Der Skandal um die fetten Pensionsboni einiger ehemaliger Kammerpräsidenten hatte das föderale Parlament ja eigentlich schon in seinen Grundfesten erschüttert. Doch war das, wie sich inzwischen herausstellt, nur die fast buchstäbliche Spitze des Eisbergs. Die Zeitung Het Laatste Nieuws ließ am Dienstag eine neue Bombe platzen. Demnach waren die Vorzugsbehandlungen für die Herren Herman De Croo, Siegfried Bracke und Co. keine Einzelfälle. Denn auch "einfache" Abgeordnete kamen in den Genuss einer Sonderregelung.
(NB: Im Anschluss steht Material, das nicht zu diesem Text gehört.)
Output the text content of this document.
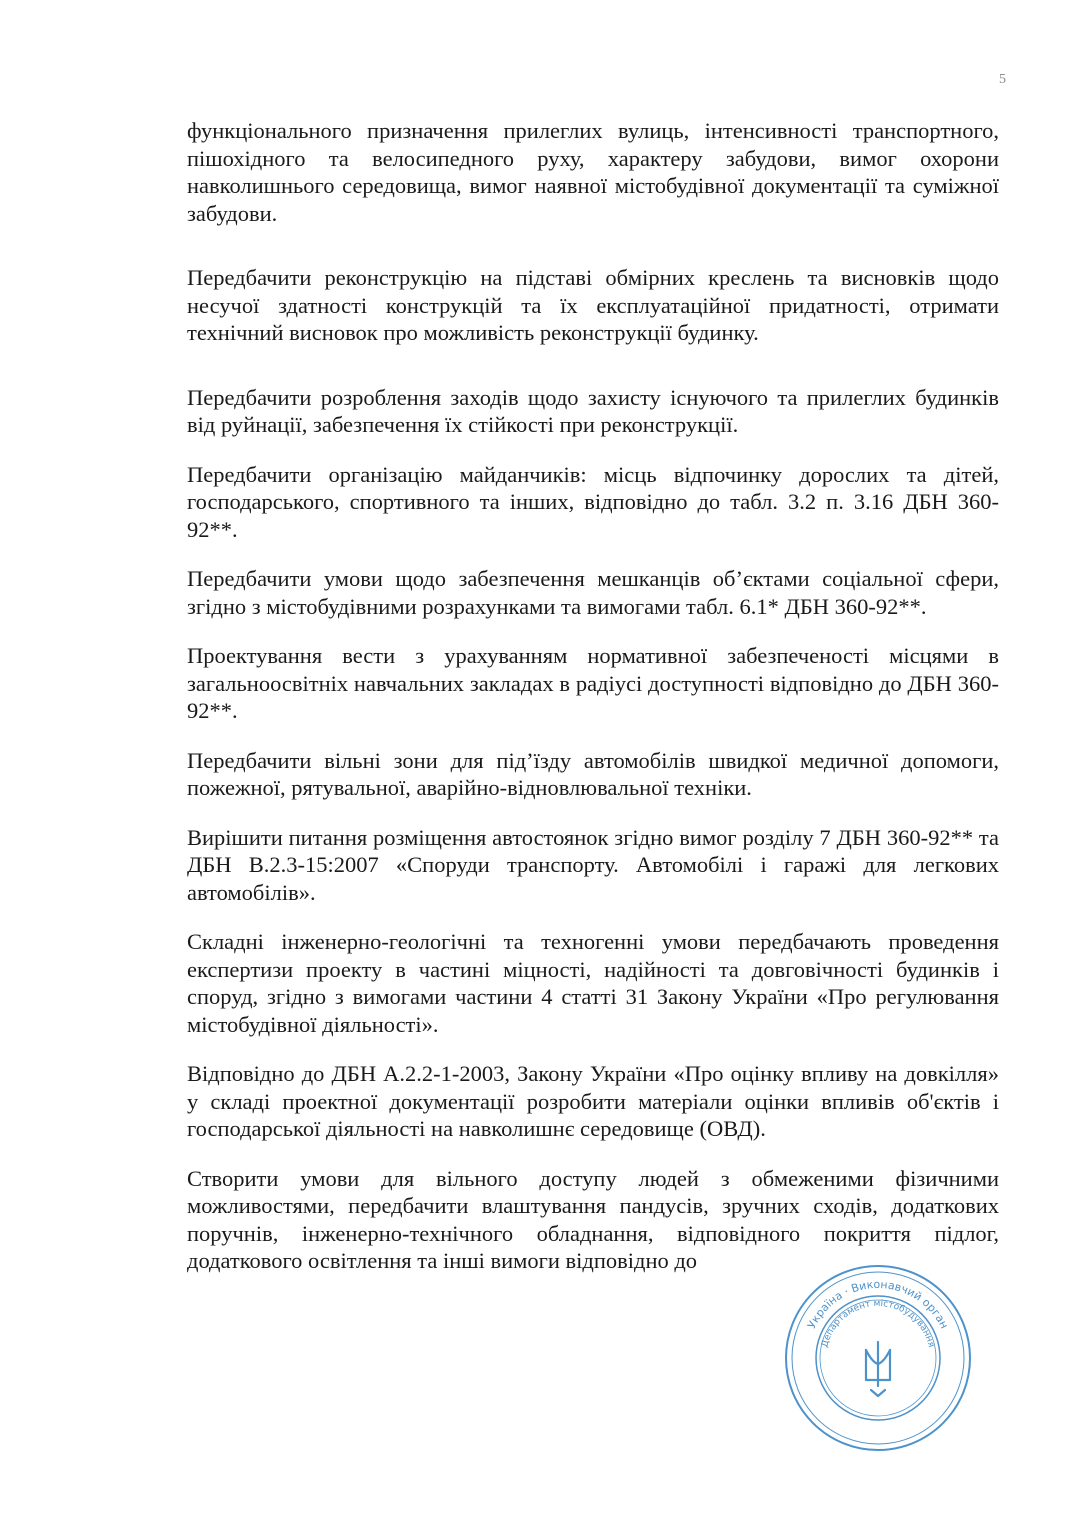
5

функціонального призначення прилеглих вулиць, інтенсивності транспортного, пішохідного та велосипедного руху, характеру забудови, вимог охорони навколишнього середовища, вимог наявної містобудівної документації та суміжної забудови.

Передбачити реконструкцію на підставі обмірних креслень та висновків щодо несучої здатності конструкцій та їх експлуатаційної придатності, отримати технічний висновок про можливість реконструкції будинку.

Передбачити розроблення заходів щодо захисту існуючого та прилеглих будинків від руйнації, забезпечення їх стійкості при реконструкції.

Передбачити організацію майданчиків: місць відпочинку дорослих та дітей, господарського, спортивного та інших, відповідно до табл. 3.2 п. 3.16 ДБН 360-92**.

Передбачити умови щодо забезпечення мешканців об’єктами соціальної сфери, згідно з містобудівними розрахунками та вимогами табл. 6.1* ДБН 360-92**.

Проектування вести з урахуванням нормативної забезпеченості місцями в загальноосвітніх навчальних закладах в радіусі доступності відповідно до ДБН 360-92**.

Передбачити вільні зони для під’їзду автомобілів швидкої медичної допомоги, пожежної, рятувальної, аварійно-відновлювальної техніки.

Вирішити питання розміщення автостоянок згідно вимог розділу 7 ДБН 360-92** та ДБН В.2.3-15:2007 «Споруди транспорту. Автомобілі і гаражі для легкових автомобілів».

Складні інженерно-геологічні та техногенні умови передбачають проведення експертизи проекту в частині міцності, надійності та довговічності будинків і споруд, згідно з вимогами частини 4 статті 31 Закону України «Про регулювання містобудівної діяльності».

Відповідно до ДБН А.2.2-1-2003, Закону України «Про оцінку впливу на довкілля» у складі проектної документації розробити матеріали оцінки впливів об'єктів і господарської діяльності на навколишнє середовище (ОВД).

Створити умови для вільного доступу людей з обмеженими фізичними можливостями, передбачити влаштування пандусів, зручних сходів, додаткових поручнів, інженерно-технічного обладнання, відповідного покриття підлог, додаткового освітлення та інші вимоги відповідно до

Україна · Виконавчий орган
Департамент містобудування
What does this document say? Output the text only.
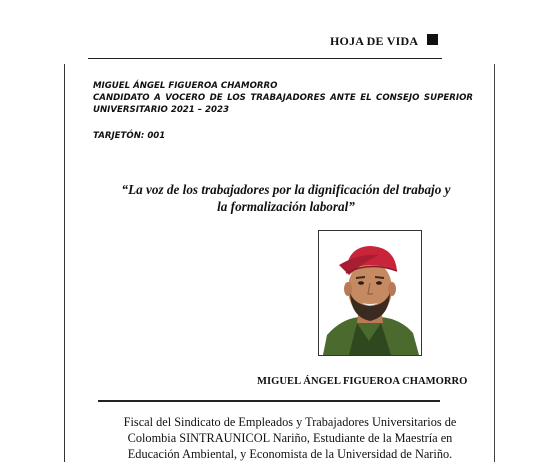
HOJA DE VIDA
MIGUEL ÁNGEL FIGUEROA CHAMORRO
CANDIDATO A VOCERO DE LOS TRABAJADORES ANTE EL CONSEJO SUPERIOR
UNIVERSITARIO 2021 – 2023
TARJETÓN: 001
“La voz de los trabajadores por la dignificación del trabajo y
la formalización laboral”
MIGUEL ÁNGEL FIGUEROA CHAMORRO
Fiscal del Sindicato de Empleados y Trabajadores Universitarios de
Colombia SINTRAUNICOL Nariño, Estudiante de la Maestría en
Educación Ambiental, y Economista de la Universidad de Nariño.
Erstmal ein paar Worte zur allgemeinen "Norm". Das Gesetz sieht eine Obergrenze für die gesetzliche Rente vor. Die ist benannt nach ihrem Urheber; man spricht vom "Wijninckx-Plafond". Dieser Wijninckx-Plafond entspricht schon einer stattlichen Summe: 7.813 Euro brutto pro Monat darf die Rente demnach höchsten betragen. Die allermeisten Belgier können davon nicht mal träumen.
Diese Obergrenze ist unumstößlich, auch wenn vielleicht die kumulierten Rentenansprüche Anrecht auf eine höhere Pension geben würden, erklärte in der VRT Jos D'Haese, Fraktionsvorsitzender der marxistischen PTB im Flämischen Parlament. Ein absolutes Maximum also, das für alle gelte. Für alle, nur offensichtlich nicht für Parlamentarier. Das seien nämlich die einzigen, die über ihre Pension selbst entscheiden könnten. Und die hätten eben beschlossen, diesen Wijninckx-Plafond um 20 Prozent aufzustocken.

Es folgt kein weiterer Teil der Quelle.